DDOT workers install a stop sign after a press conference on traffic safety initiatives in 2021.

WAMU/DCist / Jordan Pascale

Residents, Advisory Neighborhood Commissioners, and D.C. Councilmembers are concerned about changes the District Department of Transportation made to the traffic safety improvement request process for things like speed bumps and stop signs in residential areas. Some worry that past work they’ve put into highlighting traffic problems will be for nothing.

It’s the second change to the process since 2021 when Mayor Muriel Bowser and DDOT Director Everett Lott announced changes, heralding a more streamlined process to get traffic safety projects done more quickly amid rising traffic deaths – especially among children. The program allowed residents to submit requests directly to 3-1-1, which handles requests for safety improvements, without going through an ANC. But that doubled the number of requests in DDOT’s queue, and the department didn’t have the resources to meet the demand for changes, according to DDOT officials who spoke on background. The requests were processed on a first-come, first-served basis.

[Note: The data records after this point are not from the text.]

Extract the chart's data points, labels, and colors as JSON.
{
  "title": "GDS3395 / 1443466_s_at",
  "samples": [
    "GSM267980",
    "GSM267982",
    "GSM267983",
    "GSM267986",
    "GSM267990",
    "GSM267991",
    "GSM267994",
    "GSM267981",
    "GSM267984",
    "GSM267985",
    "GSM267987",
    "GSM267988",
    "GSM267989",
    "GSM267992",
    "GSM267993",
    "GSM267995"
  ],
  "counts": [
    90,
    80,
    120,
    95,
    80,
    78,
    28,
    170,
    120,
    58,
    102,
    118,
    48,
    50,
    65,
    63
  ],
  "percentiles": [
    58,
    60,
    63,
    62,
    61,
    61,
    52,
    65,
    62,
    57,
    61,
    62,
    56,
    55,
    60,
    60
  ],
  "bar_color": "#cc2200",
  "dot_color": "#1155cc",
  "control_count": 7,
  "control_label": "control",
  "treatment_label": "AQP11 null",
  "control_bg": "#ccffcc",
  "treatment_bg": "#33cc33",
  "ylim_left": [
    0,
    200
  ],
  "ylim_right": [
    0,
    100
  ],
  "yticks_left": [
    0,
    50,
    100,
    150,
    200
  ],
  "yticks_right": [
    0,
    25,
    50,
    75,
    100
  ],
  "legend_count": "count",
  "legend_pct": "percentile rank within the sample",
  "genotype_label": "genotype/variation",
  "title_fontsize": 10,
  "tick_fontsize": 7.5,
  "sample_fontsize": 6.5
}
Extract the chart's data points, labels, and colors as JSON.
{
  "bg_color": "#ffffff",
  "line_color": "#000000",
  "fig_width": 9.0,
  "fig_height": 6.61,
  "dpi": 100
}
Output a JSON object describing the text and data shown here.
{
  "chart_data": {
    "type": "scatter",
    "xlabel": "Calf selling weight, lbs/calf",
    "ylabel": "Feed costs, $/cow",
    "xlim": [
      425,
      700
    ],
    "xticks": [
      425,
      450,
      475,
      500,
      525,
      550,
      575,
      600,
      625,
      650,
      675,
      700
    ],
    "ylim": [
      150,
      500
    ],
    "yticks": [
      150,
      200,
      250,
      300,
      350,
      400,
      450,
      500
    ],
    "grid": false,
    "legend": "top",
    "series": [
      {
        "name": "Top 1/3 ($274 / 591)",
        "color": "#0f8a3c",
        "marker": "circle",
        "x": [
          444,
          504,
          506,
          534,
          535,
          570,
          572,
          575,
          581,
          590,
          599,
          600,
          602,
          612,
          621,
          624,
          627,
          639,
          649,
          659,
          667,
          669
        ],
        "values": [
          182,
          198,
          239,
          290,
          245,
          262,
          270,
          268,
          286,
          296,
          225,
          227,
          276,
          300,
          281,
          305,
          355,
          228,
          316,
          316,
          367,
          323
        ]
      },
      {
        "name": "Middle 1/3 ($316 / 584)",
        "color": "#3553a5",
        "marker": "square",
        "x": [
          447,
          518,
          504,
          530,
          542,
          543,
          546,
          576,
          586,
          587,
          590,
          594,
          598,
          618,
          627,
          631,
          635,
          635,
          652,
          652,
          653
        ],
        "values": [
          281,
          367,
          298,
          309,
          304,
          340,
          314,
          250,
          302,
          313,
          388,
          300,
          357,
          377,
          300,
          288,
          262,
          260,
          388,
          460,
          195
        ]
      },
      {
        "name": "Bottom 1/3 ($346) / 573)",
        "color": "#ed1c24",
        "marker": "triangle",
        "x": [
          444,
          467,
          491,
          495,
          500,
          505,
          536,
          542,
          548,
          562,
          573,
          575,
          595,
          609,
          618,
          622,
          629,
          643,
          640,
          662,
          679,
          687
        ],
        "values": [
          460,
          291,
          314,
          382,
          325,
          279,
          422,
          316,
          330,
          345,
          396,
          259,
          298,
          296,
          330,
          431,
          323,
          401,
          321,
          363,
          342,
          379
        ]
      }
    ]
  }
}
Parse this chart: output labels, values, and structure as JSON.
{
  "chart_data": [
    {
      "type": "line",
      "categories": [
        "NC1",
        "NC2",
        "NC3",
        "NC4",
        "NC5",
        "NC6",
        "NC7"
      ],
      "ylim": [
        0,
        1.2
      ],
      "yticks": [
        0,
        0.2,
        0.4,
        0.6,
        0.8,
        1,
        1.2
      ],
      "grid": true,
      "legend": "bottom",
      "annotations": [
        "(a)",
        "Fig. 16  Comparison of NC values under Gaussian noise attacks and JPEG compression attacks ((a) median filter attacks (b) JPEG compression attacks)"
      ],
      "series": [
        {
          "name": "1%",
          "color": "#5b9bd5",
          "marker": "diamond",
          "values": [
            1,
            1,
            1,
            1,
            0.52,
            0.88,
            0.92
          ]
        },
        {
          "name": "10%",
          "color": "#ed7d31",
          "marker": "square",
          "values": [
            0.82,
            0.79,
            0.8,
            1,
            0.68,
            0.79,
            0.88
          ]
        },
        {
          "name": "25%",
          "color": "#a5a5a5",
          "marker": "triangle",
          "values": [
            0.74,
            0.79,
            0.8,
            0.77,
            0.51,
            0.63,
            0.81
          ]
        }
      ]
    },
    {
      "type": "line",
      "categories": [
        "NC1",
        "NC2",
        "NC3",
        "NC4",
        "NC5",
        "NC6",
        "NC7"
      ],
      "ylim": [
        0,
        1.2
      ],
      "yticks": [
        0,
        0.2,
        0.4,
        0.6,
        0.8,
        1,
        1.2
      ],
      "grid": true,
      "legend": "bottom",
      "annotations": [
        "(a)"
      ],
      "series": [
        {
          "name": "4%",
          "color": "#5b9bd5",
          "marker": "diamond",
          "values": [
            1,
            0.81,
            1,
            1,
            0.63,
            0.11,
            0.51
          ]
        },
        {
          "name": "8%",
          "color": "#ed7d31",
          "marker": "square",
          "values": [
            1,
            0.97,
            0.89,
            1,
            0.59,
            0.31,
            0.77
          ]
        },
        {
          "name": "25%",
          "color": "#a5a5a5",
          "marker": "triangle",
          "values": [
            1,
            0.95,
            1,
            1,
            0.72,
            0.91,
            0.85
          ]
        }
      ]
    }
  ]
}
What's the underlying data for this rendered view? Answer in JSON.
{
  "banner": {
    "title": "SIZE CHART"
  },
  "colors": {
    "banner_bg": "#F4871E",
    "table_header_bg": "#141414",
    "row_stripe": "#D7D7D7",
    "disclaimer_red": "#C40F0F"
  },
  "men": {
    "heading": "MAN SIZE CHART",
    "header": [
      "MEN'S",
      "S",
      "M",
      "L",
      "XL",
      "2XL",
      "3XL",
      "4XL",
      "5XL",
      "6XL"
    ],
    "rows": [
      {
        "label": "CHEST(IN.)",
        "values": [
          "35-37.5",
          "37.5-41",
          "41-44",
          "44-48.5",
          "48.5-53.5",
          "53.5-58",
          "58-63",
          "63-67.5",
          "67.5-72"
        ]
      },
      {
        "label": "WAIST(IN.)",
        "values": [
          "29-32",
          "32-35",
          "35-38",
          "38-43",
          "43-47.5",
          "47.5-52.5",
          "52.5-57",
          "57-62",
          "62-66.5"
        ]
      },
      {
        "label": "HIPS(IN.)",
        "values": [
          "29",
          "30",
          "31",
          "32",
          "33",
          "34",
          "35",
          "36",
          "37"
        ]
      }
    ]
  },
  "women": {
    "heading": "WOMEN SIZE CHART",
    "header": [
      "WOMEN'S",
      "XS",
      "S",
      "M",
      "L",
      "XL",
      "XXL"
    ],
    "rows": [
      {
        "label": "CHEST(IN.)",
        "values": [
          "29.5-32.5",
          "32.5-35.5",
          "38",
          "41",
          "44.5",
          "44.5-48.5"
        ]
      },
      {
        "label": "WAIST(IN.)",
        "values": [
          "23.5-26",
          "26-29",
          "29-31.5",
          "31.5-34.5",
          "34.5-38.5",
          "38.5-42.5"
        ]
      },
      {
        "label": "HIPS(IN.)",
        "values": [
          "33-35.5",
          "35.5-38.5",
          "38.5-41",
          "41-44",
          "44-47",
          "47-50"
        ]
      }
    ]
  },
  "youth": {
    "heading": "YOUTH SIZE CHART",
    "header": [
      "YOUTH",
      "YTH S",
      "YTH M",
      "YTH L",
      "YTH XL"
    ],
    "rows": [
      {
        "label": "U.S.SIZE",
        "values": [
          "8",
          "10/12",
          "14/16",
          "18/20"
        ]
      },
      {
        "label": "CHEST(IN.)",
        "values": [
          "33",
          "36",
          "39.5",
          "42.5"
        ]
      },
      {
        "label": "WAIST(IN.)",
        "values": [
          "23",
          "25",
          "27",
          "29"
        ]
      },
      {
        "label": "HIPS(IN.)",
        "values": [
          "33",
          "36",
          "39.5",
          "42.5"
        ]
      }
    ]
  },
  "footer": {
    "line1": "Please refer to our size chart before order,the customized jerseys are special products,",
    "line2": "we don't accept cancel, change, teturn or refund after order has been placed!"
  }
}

Now this year, DDOT is adding a new scoring and prioritization step, with a focus on equity, to make sure improvements are happening where they are most needed first.

Officials say they will do 800 traffic studies over the next year. Studies do not guarantee work will be done. Meanwhile, DDOT did a record 950 installations last year and seemingly 2,200 studies, according to Open Data D.C. and other documents. Studies do not guarantee work will be done. DDOT announced the first 200 study locations on a map here. They will be completed within 130 days.

DDOT also changed the name from the Traffic Safety Investigations program to the Traffic Safety Input program, noting a shift that residents can provide input, but aren’t guaranteed an investigation into their concerns.

Residents who previously submitted requests received emails early this year that their issues were closed without warning. Almost all of the 2,300 requests were closed, but DDOT says they will remain in the system until the scoring system ranks them in the top 200, which will then be evaluated. DDOT has said that every request will be investigated – it just might take longer.

A breakdown of the factors that go into DDOT’s prioritization process.

Still, residents and ANC said they were confused, upset, and frustrated by the news. Colin Smith got an email that his request to check out the fast, busy intersection at Georgia Avenue and Eastern Avenue NW was closed. The intersection is near a Target and a major park. He says he often walks with his child to get to both locations and has had several near-misses with cars.

“It’s incredibly frustrating,” Smith said. “It’s like DDOT saying, ‘you recognize this as a concern, but we don’t think that you can actually recognize these (problems) – we trust ourselves more than we trust your experience of living and walking in this neighborhood… our algorithms say that this intersection is not dangerous enough to merit our attention now despite your repeated experiences with cars almost hitting you.’

“It just feels a little bit dismissive.”

ANC 5C07 Commissioner VJ Kapur has submitted more than 100 requests in his neighborhood in recent years. He said residents know their neighborhoods and live with the consequences of bad street design everyday.

“There are blocks where folks are looking out their windows all day and seeing driver behavior,” he said, noting that dangerous streets make neighbors feel less safe walking or biking. “I don’t presume that the agency goes to every intersection and spends all day every day looking at them the way we do.

“So the resident input in that sense is pretty important. Additionally, we are the ones who are the most at stake.”

In a statement, DDOT Director Everett Lott said it’s the department’s goal to improve the safety of all road users.

“The prioritization allows the agency to focus resources on areas in which additional planning and/or installations can most effectively improve safety,” Lott said. “TSI 2.0, along with DDOT’s robust portfolio of safety programs ensure we are building and maintaining a safe, equitable, and sustainable multimodal transportation system.”

Councilmember Charles Allen, the new head of the transportation committee, will get a briefing on the issue this week and the topic will be part of the committee’s oversight hearings with DDOT in the coming months, according to Allen spokesperson Erik Salmi.

Councilmember Janeese Lewis George (D-Ward 4) expressed her concern in her newsletter.

“I agree that we need greater equity considerations in how DDOT manages traffic safety requests and that it is important for DDOT to be able to prioritize the most dangerous streets and intersections for faster interventions,” she wrote. “However, I have several concerns about DDOT’s new system.”

She noted there is “little transparency about how prioritizations are actually made” and the system “seems to eliminate community input, which can be critical in identifying issues that do not show up in the data at first glance.”

Lewis George said it’s not acceptable that residents’ concerns aren’t guaranteed to be looked at by DDOT and that they may languish at the bottom of a pile of other requests.

Meanwhile, everyone interviewed said that if it is truly a resource problem at DDOT, they should be given more money to complete the necessary work.

“You can tell what people care about by what they fund,” Colin Smith said. “So if the argument is that the funding is not there, I think they need to say ‘we need more funding.’

“Let’s actually make D.C. a safe city for pedestrians and bikers – not just a city for people in their cars.”